We see more films about the sorry state of filmmaking in developing countries than we see films from developing countries, which may account for the sorry state. The immediate precedent for this week's Talking About Trees would be 2017's The Prince of Nothingwood, that quirky character study of a titan of the Afghan film business, unknown everywhere else. Suhaib Gasmelbari's new documentary, produced by the great Chadian director Mahamet-Saleh Haroun and bolstered by a crew uniting European and African technicians, introduces us to four greying lions of the Sudanese cinema, which enjoyed a brief flowering in the 1970s before its slow and steady decline: what happens when a country has minimal investment, scant stability and - as the opening navigation of a blackout underlines - only fitful electricity, that lifeblood of the audiovisual industry. Gasmelbari's interest lies in what these men are doing now, long after the last of them has shouted cut. An appearance on a radio arts forum offers some context for the gardening leave they find themselves on; otherwise, they're left to sweep their modest offices (no sprawling Bel Air mansions with adjacent swimming pools for these guys), revisit the sites of past glories, and make sporadic raids on the archives to see if any of their Seventies work has survived. At one point, we see one of the group cracking open a trunk containing VHS copies of both Truffaut's Le Peau Douce and the Matthew Broderick romcom The Night We Never Met: put it together with the later scene in which the local kids extol the virtues of Salman Khan and Amitabh Bachchan, and you're struck by the fact films have a funny, haphazard way of travelling. You never know what's going to show up where. Our heroes do, however, have a plan of sorts: to restore and reopen an abandoned cinema. If they can't make films, they can at least cultivate somewhere to show them. One reassuring constant of darkness: how it always allows for a possibility, slim as it may be, of light.
Gasmelbari's opening - the men filming one another, in the absence of resources to film anyone or anywhere else - looks a little stagy, forced as introductions can be, but Talking About Trees soon settles into an observational mode, quietly unfolding the logistics of this operation, and what cinema means to those carrying it out.

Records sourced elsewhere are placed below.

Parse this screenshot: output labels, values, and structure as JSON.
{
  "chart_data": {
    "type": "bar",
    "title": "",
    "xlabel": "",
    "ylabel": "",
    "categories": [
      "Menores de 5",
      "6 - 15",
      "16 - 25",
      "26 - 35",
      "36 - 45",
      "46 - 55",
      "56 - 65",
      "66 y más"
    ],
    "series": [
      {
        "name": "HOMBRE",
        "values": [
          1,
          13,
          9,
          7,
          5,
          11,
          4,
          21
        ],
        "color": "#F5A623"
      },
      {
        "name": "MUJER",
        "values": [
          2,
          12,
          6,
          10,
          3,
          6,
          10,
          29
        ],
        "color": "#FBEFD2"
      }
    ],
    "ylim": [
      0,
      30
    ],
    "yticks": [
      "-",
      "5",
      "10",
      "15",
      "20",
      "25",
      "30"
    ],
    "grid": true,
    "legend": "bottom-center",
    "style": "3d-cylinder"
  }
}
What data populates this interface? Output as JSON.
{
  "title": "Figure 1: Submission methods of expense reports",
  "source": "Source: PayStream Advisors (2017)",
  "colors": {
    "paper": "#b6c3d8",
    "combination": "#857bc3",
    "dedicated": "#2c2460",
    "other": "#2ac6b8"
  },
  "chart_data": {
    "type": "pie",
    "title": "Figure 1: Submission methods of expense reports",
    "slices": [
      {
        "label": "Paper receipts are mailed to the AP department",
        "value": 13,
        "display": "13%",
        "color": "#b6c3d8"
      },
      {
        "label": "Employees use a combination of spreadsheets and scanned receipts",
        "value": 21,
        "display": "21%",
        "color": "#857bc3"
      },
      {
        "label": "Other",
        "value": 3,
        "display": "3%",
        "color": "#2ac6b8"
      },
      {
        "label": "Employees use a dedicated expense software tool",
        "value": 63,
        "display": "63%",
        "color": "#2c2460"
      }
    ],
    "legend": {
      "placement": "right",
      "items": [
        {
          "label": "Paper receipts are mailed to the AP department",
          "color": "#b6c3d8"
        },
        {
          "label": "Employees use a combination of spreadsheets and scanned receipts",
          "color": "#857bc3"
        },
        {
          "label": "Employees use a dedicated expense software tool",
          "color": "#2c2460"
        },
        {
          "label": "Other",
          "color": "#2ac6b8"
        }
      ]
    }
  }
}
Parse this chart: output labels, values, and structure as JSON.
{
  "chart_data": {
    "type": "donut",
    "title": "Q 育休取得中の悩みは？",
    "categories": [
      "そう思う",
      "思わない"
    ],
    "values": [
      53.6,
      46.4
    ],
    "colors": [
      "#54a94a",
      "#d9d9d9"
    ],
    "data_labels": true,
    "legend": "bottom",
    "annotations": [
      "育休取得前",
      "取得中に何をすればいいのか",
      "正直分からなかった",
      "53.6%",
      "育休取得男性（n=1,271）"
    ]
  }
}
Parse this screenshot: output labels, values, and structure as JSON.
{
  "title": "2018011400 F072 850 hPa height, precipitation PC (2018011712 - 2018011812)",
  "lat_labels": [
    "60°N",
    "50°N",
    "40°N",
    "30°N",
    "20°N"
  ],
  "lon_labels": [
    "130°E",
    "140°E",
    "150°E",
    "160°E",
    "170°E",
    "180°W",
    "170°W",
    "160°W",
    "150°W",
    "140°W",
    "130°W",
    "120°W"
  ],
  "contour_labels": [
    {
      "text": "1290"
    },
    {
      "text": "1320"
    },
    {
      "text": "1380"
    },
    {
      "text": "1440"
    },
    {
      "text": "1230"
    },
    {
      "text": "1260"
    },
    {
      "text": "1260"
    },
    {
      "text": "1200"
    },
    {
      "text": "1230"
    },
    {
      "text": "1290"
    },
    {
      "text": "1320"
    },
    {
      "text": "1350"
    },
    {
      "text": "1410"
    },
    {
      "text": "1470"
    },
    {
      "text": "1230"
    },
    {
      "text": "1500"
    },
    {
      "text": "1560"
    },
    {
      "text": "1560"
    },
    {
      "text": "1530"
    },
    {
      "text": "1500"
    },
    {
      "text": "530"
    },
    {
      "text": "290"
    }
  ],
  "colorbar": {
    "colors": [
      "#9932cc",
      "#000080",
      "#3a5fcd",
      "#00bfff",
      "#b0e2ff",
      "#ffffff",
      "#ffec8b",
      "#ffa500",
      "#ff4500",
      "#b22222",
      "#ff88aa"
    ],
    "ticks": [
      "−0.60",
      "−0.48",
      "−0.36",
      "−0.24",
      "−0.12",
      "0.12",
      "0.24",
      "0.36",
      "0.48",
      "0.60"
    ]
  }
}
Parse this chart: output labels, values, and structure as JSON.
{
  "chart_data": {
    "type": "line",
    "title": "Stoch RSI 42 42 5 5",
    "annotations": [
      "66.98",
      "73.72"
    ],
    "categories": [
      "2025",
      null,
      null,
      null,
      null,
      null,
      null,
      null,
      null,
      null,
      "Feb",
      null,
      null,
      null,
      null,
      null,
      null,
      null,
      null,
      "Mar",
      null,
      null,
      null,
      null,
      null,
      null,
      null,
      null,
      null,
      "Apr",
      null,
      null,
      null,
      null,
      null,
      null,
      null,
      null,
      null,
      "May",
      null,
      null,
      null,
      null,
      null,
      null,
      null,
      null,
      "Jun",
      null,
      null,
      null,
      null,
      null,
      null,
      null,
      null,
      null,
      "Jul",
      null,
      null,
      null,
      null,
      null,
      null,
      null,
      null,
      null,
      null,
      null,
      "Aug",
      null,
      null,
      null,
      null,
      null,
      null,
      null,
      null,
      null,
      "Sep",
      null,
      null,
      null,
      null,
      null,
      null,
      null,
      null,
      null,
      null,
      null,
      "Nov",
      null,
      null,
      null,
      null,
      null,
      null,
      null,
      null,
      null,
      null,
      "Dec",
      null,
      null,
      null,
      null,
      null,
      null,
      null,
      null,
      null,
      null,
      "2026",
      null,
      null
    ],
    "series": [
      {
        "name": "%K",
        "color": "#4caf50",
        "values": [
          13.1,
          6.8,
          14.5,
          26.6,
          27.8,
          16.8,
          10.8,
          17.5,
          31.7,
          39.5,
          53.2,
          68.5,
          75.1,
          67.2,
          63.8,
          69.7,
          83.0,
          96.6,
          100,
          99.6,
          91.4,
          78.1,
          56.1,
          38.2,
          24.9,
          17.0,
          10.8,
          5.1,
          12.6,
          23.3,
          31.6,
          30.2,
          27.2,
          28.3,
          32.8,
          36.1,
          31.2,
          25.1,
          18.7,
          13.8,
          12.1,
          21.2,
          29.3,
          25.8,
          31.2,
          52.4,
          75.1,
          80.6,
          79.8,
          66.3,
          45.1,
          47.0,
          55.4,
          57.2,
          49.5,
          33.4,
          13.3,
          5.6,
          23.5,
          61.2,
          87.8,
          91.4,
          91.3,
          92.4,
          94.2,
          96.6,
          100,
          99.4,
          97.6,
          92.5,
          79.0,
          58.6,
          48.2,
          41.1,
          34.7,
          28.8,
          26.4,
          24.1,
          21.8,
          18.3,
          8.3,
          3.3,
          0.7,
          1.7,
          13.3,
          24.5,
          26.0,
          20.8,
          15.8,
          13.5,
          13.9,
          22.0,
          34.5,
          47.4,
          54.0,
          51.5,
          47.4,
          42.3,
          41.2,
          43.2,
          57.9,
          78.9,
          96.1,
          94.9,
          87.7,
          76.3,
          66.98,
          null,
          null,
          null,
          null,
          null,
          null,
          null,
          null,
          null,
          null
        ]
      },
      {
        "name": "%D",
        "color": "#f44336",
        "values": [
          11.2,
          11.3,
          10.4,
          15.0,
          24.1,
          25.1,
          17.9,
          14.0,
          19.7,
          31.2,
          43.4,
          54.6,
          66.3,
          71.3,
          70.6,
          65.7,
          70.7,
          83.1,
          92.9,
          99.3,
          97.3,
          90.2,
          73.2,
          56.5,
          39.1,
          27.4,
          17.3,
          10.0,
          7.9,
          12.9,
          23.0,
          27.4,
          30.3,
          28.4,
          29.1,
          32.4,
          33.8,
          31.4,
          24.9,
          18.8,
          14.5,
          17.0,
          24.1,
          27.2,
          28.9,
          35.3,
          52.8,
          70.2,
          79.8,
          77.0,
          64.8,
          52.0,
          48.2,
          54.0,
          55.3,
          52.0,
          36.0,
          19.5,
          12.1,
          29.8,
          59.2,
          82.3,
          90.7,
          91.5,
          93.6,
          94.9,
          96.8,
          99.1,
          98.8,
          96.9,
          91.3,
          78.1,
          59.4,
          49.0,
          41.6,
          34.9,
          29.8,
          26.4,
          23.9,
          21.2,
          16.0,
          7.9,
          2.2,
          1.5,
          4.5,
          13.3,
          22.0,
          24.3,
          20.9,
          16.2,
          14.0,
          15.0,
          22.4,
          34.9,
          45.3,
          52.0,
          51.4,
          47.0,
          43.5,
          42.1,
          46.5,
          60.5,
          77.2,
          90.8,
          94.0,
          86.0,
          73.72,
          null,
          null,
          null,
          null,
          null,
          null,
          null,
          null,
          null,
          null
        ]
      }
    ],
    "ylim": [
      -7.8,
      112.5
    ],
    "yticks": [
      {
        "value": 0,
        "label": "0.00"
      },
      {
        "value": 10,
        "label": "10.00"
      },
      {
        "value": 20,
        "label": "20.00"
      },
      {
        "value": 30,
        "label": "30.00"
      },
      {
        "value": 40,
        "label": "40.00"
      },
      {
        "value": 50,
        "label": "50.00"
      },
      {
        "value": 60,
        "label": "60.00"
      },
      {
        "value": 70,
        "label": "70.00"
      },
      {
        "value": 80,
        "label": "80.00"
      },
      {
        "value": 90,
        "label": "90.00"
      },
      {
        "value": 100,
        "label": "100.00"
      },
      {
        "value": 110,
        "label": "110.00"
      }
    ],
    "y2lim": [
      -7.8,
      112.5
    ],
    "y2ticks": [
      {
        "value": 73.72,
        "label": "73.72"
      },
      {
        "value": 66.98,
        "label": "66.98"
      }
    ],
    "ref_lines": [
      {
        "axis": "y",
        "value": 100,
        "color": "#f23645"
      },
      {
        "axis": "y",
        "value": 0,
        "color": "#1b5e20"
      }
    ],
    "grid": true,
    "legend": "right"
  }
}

These are citizens of the world, to borrow a phrase: cinephiles who studied in Germany and the USSR, where they were exposed to the kind of films they presumably wouldn't have seen back home, and then returned to Sudan to initiate a new wave that never quite came together. (Ripples of their directorial handiwork punctuate the film.) There's an obvious poignancy in seeing these now-sixtysomethings mulling over their youthful ambitions, and yet the main thrust of the cinema restoration is positive, forward-looking: they're putting down roots, building something, leaving a concrete legacy behind. Gasmelbari has a gift for resonant framing, alighting upon his subjects as they wait around outside a cinema that is so much bigger than them, and then in backrooms littered with tossed reels of celluloid. (Preservationists will either jump for joy or weep tears at the waste.) His own footage sometimes seems as quotidian as a morning makeover show, documenting meetings with businessmen and calls being put in to hire firms; we're never allowed to lose track of the fact it takes money to turn your dreams into reality. Elsewhere, though, he lends a poetry and magic to what's effectively the filming of a small community project. Talking About Trees is a useful reminder that, even empty, the cinema is a great location, full of ghosts and spectres - half-glimpsed shimmers - but also anticipation and transformational promise. That's why the guys name their cinema The Revolution; it may also be why what happens in the film's final third happens in the final third. No spoilers, but safe to say this was not the Cinema Paradiso ending anyone - not the film's subjects, not its maker, nor perhaps the audience - might have expected. That's how the world turns sometimes, though, and if it doesn't jolt Western viewers - sat in a cosy seat in one of several air-conditioned screens, with a choice of flavoured kettle chips within easy reach - into some awareness of their very considerable privilege, I suspect that nothing will.
Talking About Trees opens in selected cinemas from today.